Thursday, April 19, 2012

McElvaine Investment Trust 2011 Annual Report

Canadian value oriented fund, McElvaine Investment Trust posted 2011 Annual Report.

It wasn't the best year for the fund, but it is well worth a read for anyone of value orientation.


Disclosure: No position

Wednesday, April 18, 2012

Curious case of Consolidated Tomoka Land Co

I came across Florida based land and property owner called Consolidated Tomoka Land Company (CTO). CTO owns:
  • 11,000 acres of contiguous Daytona Beach land, 
  • 25 single-tenant properties, 
  • two multi-tenant office complexes (with anchor tenants such as Bank of America Merrill Lynch and Walgreen), 
  • subsurface mineral rights to 490,000 acres of land, and 
  • 22 billboards.
CTO also operates two 18-hole golf courses in Daytona Beach (known as LPGA International).


CTO's book value is 113.16M or 19.41/shr. At the current price of 29.32/shr, CTO is available at a P/B of about 1.5, which is certainly not cheap by any measure.


In fact, tangible book value is close to 18.79/shr, which makes this company even more expensive.


But digging further into this company I have discovered a hidden asset that is grossly understated on the balance sheet. Specifically, the 11,000 acres of land in Daytona Beach is recorded on the book at around $3900/acre. That isn't a typo. Daytona Beach land, touching the I-95 is on the books for about $4000/acre. (see March 14 investor presentation)


The company's land straddles Interstate 95 for approximately 6.5 miles between International Speedway Boulevard (U.S. Highway 92) and State Road 40.

I see CTO has an hidden asset play which may not go anywhere in the short term. Although, interesting catalyst is already at play (read latest string of press releases), the company is hemorrhaging cash due to their Golf operation. I suspect that this will stop at some point over the next year.
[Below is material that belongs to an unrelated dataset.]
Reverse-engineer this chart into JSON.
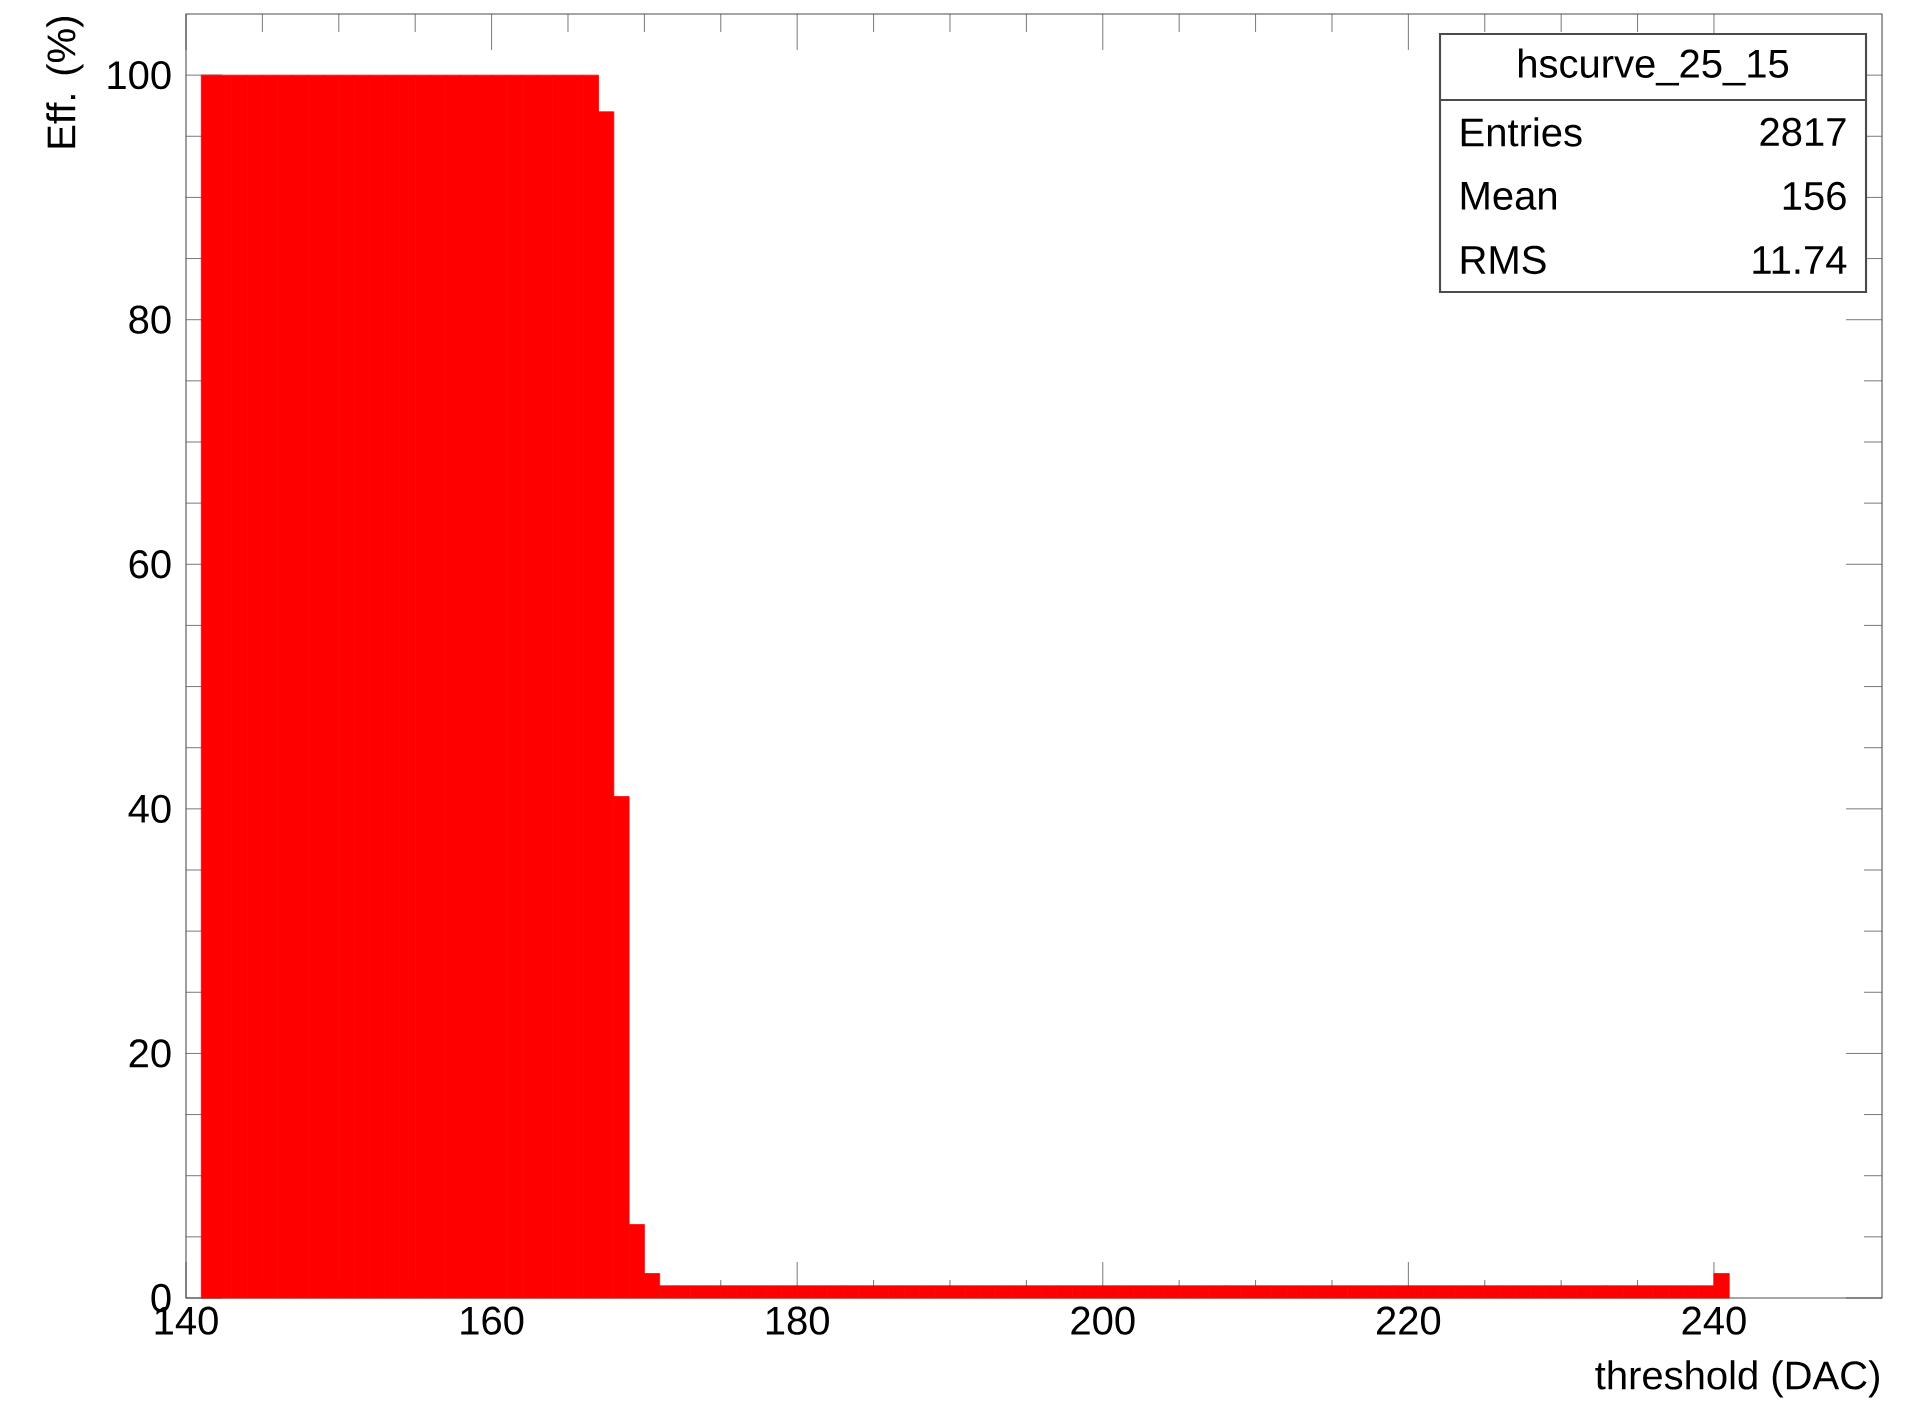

That being said, this organization of just seven employees is quite a simple business to understand. Even if the company never realizes the intrinsic value represented by the land, once the company gets back on the profitability path, market will eventually reward the patient investor.

In the meantime, to wait for that day, CTO pays a nominal dividend of 4¢.

Disclosure: No position, yet

Saturday, April 07, 2012

Market Climate Update

Equity markets have risen significantly since the local minima in autumn of 2011. However it is very important to note that this market rise is one of Mr. Market's classic mood swings.

Underlying Problems
Nothing of fundamental nature has changed since the autumn of 2011. The risks still abound. Euro crisis is still a clear and present danger-- albeit European banks are enjoying the vast liquidity injection in form of the ECB LTRO action. It is important to note that Euro zone has a solvency problem, of which a symptom is lack of liquidity.

Providing liquidity brings temporary relief, but this only removes the symptoms until they present themselves again. This is because the underlying problem isn't addressed. The underlying problem is large amounts of debt and an incomplete political union structure.

I believe that it is just a matter of time before the symptoms of the problem are visible again.

As for other risks, there are too many to explain here, but I will just run down my list:
  • Unsustainable debt levels in Japan
  • Unsustainable debt level at the U.S.
  • Chinese economy slowdown
  • Immense scale-back of Chinese infrastructure spending 
  • Housing at very high valuations in many of the developed economies
  • S&P 500 CAPE over 23
Portfolio Strategy
What is an intelligent investor to do in this scenario? With so many dangers on the horizon and the market valuation at relatively high levels, the best thing to do is wait it out. The portfolio strategy I am following is to sell my fully priced positions now to raise cash, which is about 30% of the portfolio.

My particular problem is that the market rise that started late 2011 and into Q1 2012 has raised market value of my positions significantly, but most of them are still not close to my [conservative] fair value measures. Unfortunately, my portfolio businesses have not received any buyout bids in the recent M&A activity.

This is almost exactly the same position I found myself back in 2011 when I posted these two posts.

That tactical move to build up cash in early 2011 helped me deploy it to build sizable position in Bank of America (BAC) when the pessimism enveloped it. I intend to continue to own BAC even after the recent 90% rise, since I believe the real value of this structurally crucial institution is much higher than the market is realizing. That move to cash also helped me average down on some of my other positions.